Des citoyens se sont mobilisés à Beaupré pour faire interdire la location à court terme dans leur quartier. Même s’il s’agit d’un secteur touristique, ils ont obtenu gain de cause.
La cohabitation entre les propriétaires occupants et les utilisateurs de services de location à court terme tels qu’Airbnb n’est pas toujours rose.
Pour préserver leur tranquillité, un groupe d’une vingtaine de citoyens s’est mobilisé pour faire connaître leur désaccord à la municipalité.
« Au départ, nous ne voulions pas trop exclure cette zone, car on ne voulait pas créer de précédents », a fait part le maire Pierre Renaud.
Les citoyens ont envoyé des lettres. Ils ont assisté à des séances du conseil municipal et ils ont posé des questions. Grâce à leurs démarches, ils ont obtenu une modification réglementaire qui empêche la location à court terme dans la zone 52-H (Faubourg de la Crête), à l’exception de quelques droits acquis qui ont été maintenus.
Réveil brutal
Selon Jean-F. Keable, qui fait partie du groupe de citoyens qui s’est battu à Beaupré, le réveil pourrait être assez brutal pour ceux qui ont négligé de suivre le dossier dans les autres municipalités.
« Plusieurs citoyens ne s’en sont pas occupés par ignorance ou autrement. La loi a été adoptée et ceux qui ne s’en sont pas soustraits sont sur un territoire où la location à court terme est permise pour les résidences principales », dit-il.
Les villes avaient jusqu’au 25 mars pour adopter leur règlement afin d’encadrer l’hébergement touristique au Québec.
« Saine cohabitation »
À Lévis, un projet de règlement propose de bannir la location à court terme de résidences principales dans 1050 zones résidentielles. « Pour assurer cette saine cohabitation, on va l’interdire dans tout ce qui est résidentiel à l’état pur ou à divers degrés », confirme le maire Gilles Lehouillier, disant vouloir « assurer la quiétude » des gens et « éviter de nuire au parc locatif au moment où on connaît une sérieuse pénurie de logements ». Les résidents pourront signer un registre s’ils veulent annuler cette décision dans leur quartier. « C’est le citoyen qui va avoir le dernier mot. »
Une révision des règles fera toutefois passer de 58 à 125 les endroits où l’hébergement touristique est autorisé. Ce sont des secteurs à vocation commerciale ou mixte, où il y a peu d’habitations, plaide le maire. « On a profité de cet élément-là pour remettre à jour nos zones de résidences de tourisme. On savait qu’il fallait les mettre à jour. » Le conseiller de l’opposition Serge Bonin s’en inquiète. « Peu importe ce qu’on fait comme règlement, quand il y a un règlement, il faut le faire appliquer.

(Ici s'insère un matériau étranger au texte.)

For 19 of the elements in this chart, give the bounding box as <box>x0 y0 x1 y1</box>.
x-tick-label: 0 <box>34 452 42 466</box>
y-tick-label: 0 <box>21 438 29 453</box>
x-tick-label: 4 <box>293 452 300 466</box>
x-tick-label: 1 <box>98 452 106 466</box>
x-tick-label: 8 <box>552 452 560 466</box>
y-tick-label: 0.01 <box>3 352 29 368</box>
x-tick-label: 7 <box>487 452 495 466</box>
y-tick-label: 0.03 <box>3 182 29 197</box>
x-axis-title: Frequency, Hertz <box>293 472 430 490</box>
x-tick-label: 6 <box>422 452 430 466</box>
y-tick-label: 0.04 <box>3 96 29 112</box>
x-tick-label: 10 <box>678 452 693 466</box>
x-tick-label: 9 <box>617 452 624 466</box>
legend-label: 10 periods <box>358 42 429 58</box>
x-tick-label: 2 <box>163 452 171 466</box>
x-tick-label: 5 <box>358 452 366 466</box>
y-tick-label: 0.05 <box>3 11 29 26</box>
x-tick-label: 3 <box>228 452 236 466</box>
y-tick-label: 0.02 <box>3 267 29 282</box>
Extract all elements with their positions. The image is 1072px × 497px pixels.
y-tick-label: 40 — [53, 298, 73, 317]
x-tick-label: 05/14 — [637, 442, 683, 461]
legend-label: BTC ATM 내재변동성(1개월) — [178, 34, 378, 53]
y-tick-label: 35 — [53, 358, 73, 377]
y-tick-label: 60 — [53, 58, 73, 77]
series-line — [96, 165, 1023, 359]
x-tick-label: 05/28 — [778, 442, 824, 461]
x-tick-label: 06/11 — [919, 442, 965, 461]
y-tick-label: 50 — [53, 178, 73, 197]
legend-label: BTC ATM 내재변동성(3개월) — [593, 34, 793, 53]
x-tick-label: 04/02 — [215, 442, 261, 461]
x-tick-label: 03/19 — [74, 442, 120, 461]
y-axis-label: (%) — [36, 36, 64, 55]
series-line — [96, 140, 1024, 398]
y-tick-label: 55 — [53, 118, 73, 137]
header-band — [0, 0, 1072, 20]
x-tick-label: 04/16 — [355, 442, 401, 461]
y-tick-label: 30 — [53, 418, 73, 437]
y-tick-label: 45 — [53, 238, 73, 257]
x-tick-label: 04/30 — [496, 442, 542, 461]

En ce moment, on n’a pas les moyens. »
Surtout pas plus
À Saint-Ferréol-les-Neiges, on a pris les moyens pour limiter la location à court terme dans les zones où c’était déjà permis avant l’entrée en vigueur de la loi 67. Dans ce centre de villégiature qui est recherché en raison de la proximité du mont Sainte-Anne, la location à court terme est une réalité depuis longtemps. « On s’est limité à ce qui existait déjà avant l’entrée en vigueur de la loi », a dit François Drouin, directeur général de la municipalité.
Pas question d’étendre la location à court terme à tout le territoire. Cette activité est autorisée seulement dans les zones dites « touristiques ».
« On a eu des épisodes où on a connu des problèmes », a reconnu M. Drouin.
Et où le voisinage était exaspéré, a-t-il ajouté. Des solutions ont été apportées par les « hôtes », mais il a fallu du temps. « Étant donné qu’on a déjà plusieurs secteurs où on a ça à gérer, cela ne nous tentait pas de les multiplier », a poursuivi le directeur général. La Municipalité a ouvert les registres pour permettre aux citoyens de s’opposer à son règlement, mais il n’y a pas eu assez de signatures pour tenir un référendum.